1. Preheat the oven to 300 degrees F. In a heavy saucepan, warm the milk and cream over medium-high heat, until heated through but not boiling.

2. In a large mixing bowl, whisk the egg yolks. When they are blended, slowly add about 1/2 cup of the hot cream mixture to temper the eggs, whisking continuously. Slowly add the tempered eggs to the hot cream in the pan as you continue to whisk the mixture.

3. Spread the diced bread on a baking sheet and dry in the oven for 1 minute.

4. Increase the oven temperature to 325 degrees F. Transfer the diced bread to a mixing bowl and pour the egg-cream mixture over it to soak the bread. Using a hand-held mixture, purée until smooth. Stir in the cheese.

5. Divide the mixture evenly among 4 6-ounce ramekins. Put the ramekins in a roasting pan and add enough water to come 1/2 inch up the sides of the pan. Cover the pan with aluminum foil.

6. Very carefully transfer the pan to the oven and bake for 15-20 minutes, or until the custard is heated through and a toothpick inserted in the center comes out clean.

7. Lay the bread slices on a baking sheet and brush with olive oil. Toast in the oven, turning once, for 2-3 minutes, or until golden brown.

8. Meanwhile, heat the marinara sauce in a small saucepan over medium-high heat until hot and bubbling.

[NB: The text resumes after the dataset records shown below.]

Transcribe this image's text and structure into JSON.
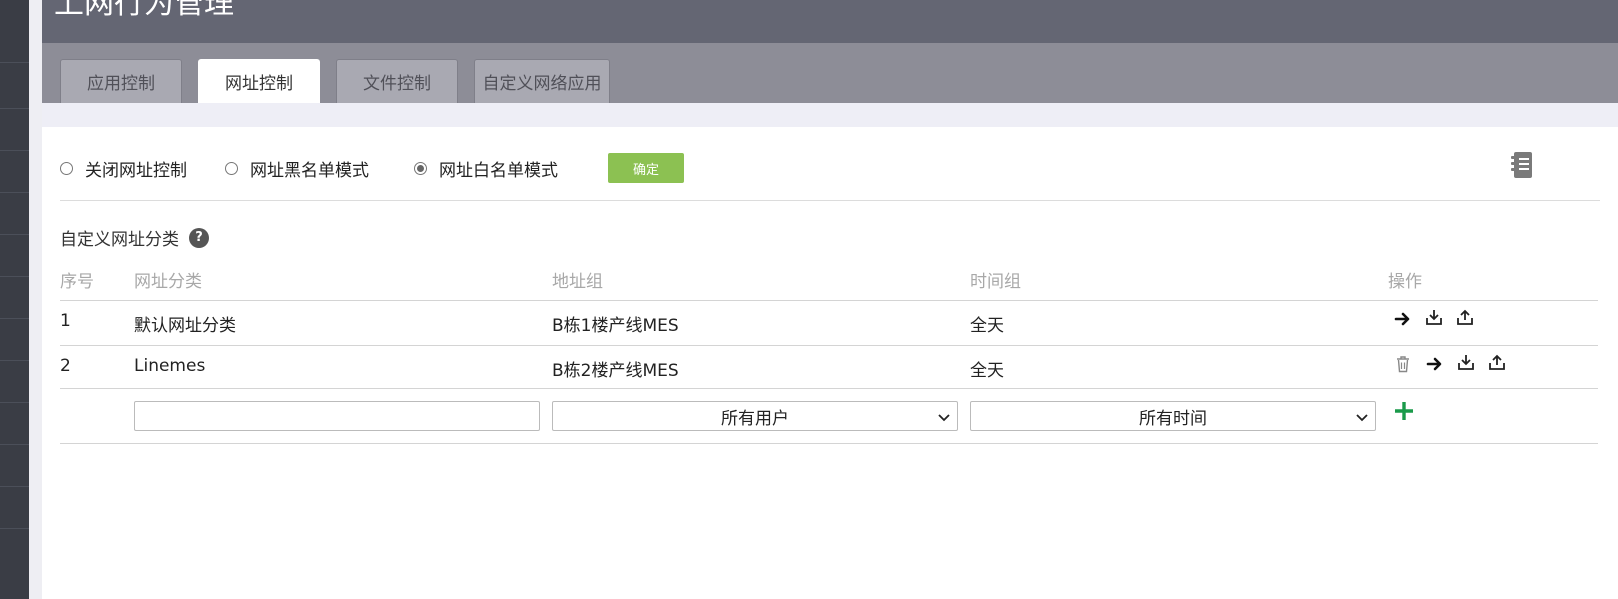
{
  "header": {
    "title": "上网行为管理"
  },
  "tabs": [
    {
      "label": "应用控制",
      "active": false
    },
    {
      "label": "网址控制",
      "active": true
    },
    {
      "label": "文件控制",
      "active": false
    },
    {
      "label": "自定义网络应用",
      "active": false
    }
  ],
  "mode": {
    "options": [
      "关闭网址控制",
      "网址黑名单模式",
      "网址白名单模式"
    ],
    "selected": "网址白名单模式",
    "confirm_label": "确定"
  },
  "section": {
    "title": "自定义网址分类",
    "help_glyph": "?"
  },
  "table": {
    "columns": [
      "序号",
      "网址分类",
      "地址组",
      "时间组",
      "操作"
    ],
    "rows": [
      {
        "index": "1",
        "category": "默认网址分类",
        "address_group": "B栋1楼产线MES",
        "time_group": "全天",
        "actions": [
          "arrow-right-icon",
          "download-icon",
          "upload-icon"
        ]
      },
      {
        "index": "2",
        "category": "Linemes",
        "address_group": "B栋2楼产线MES",
        "time_group": "全天",
        "actions": [
          "trash-icon",
          "arrow-right-icon",
          "download-icon",
          "upload-icon"
        ]
      }
    ],
    "new_row": {
      "category_value": "",
      "address_group_selected": "所有用户",
      "time_group_selected": "所有时间"
    }
  },
  "colors": {
    "header_bg": "#646673",
    "tabbar_bg": "#8d8d97",
    "confirm_bg": "#8cc152",
    "add_icon": "#1a9a4a"
  }
}
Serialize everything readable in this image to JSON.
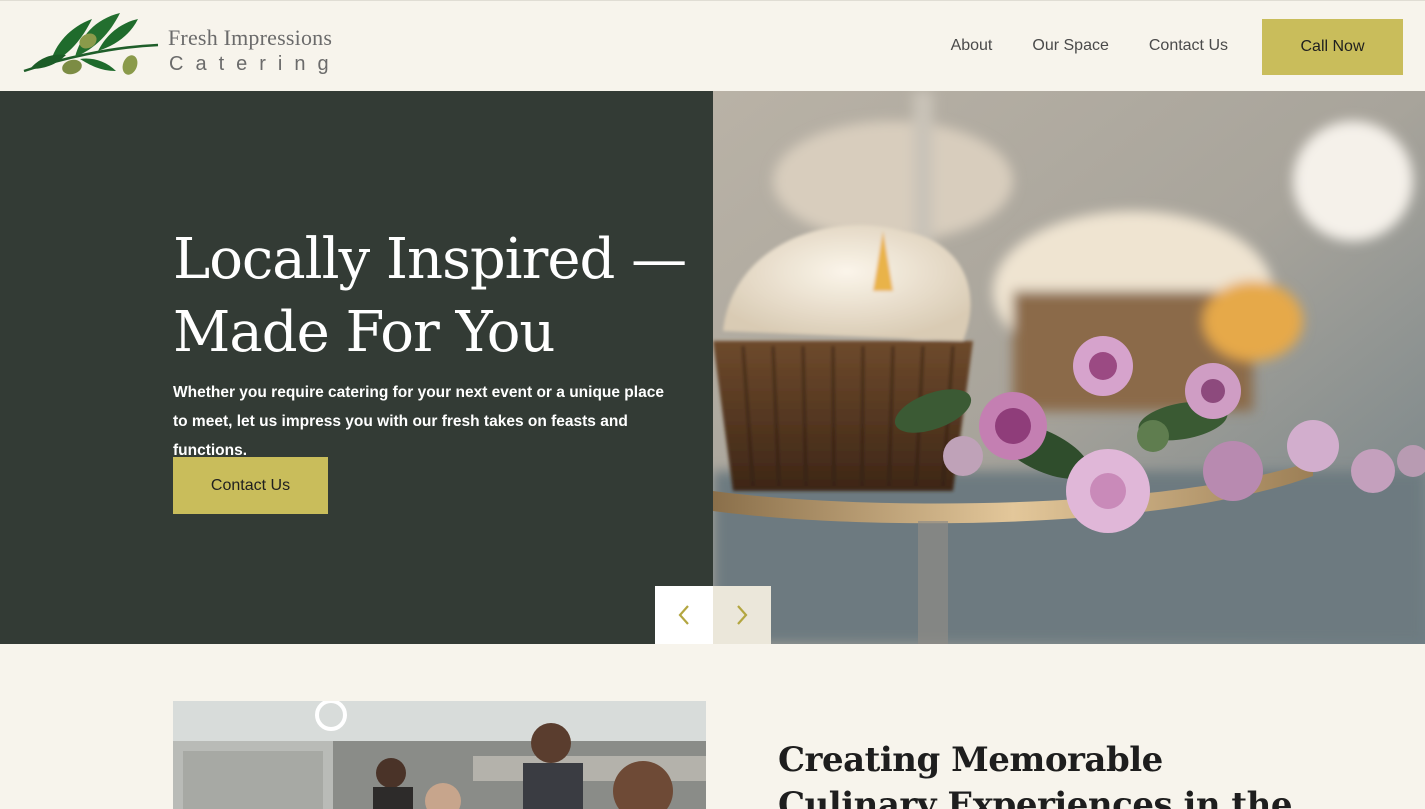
{
  "brand": {
    "name_line1": "Fresh Impressions",
    "name_line2": "Catering"
  },
  "nav": {
    "items": [
      {
        "label": "About"
      },
      {
        "label": "Our Space"
      },
      {
        "label": "Contact Us"
      }
    ],
    "call_label": "Call Now"
  },
  "hero": {
    "title": "Locally Inspired — Made For You",
    "subtitle": "Whether you require catering for your next event or a unique place to meet, let us impress you with our fresh takes on feasts and functions.",
    "cta_label": "Contact Us"
  },
  "about": {
    "title": "Creating Memorable Culinary Experiences in the"
  },
  "colors": {
    "accent": "#c9bd5b",
    "hero_bg": "#333b35",
    "page_bg": "#f7f4ec"
  },
  "icons": {
    "logo": "olive-branch-logo",
    "prev": "chevron-left-icon",
    "next": "chevron-right-icon"
  }
}
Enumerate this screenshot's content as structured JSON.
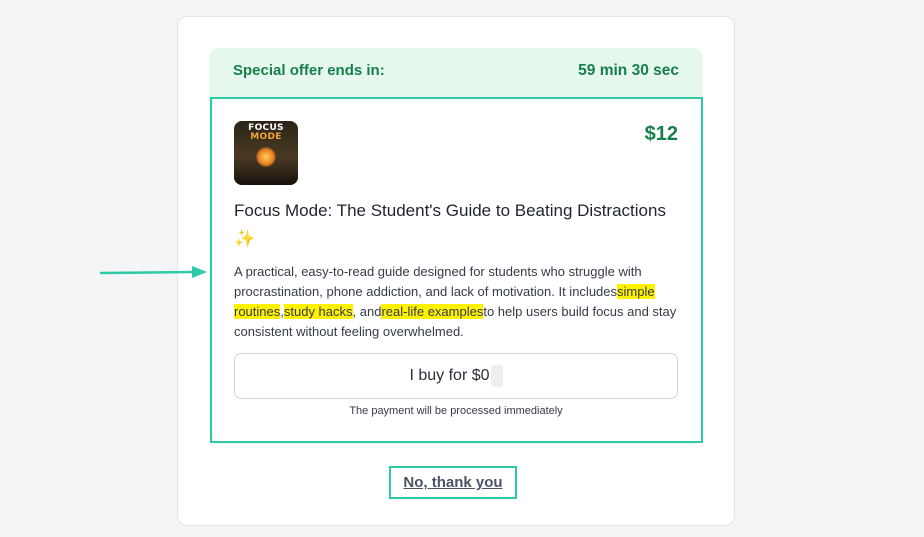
{
  "offer": {
    "label": "Special offer ends in:",
    "timer": "59 min 30 sec"
  },
  "product": {
    "cover_title_line1": "FOCUS",
    "cover_title_line2": "MODE",
    "price": "$12",
    "title": "Focus Mode: The Student's Guide to Beating Distractions",
    "title_emoji": "✨",
    "description": {
      "part1": "A practical, easy-to-read guide designed for students who struggle with procrastination, phone addiction, and lack of motivation. It includes",
      "highlight1": "simple routines",
      "sep1": ",",
      "highlight2": "study hacks",
      "sep2": ", and",
      "highlight3": "real-life examples",
      "part2": "to help users build focus and stay consistent without feeling overwhelmed."
    }
  },
  "buy_button": {
    "label": "I buy for $0"
  },
  "payment_note": "The payment will be processed immediately",
  "decline_link": "No, thank you",
  "colors": {
    "accent_green": "#17804a",
    "banner_bg": "#e6f8ee",
    "annotation_teal": "#2ec9a6",
    "highlight_yellow": "#fff200"
  },
  "icons": {
    "annotation_arrow": "arrow-right-icon",
    "title_emoji": "sparkles-icon"
  }
}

9. Put one ramekin on each of four serving plates and top each with about 1/4 cup of marinara sauce. Drizzle each ramekin with olive oil and pepper. Put three slices of toast on each plate and serve.

1 Comment:

Does this really make only FOUR servings? 1 3/4 lb of cheese, a quart of milk, 3 cups of cream and 10 egg yolks? I can't imagine all of that will fit into just FOUR 6-ounce ramekins! It's got to be enough for TWELVE ramekins that size. And with those numbers, each serving is nearly 2000 calories and over 160 grams of fat!!!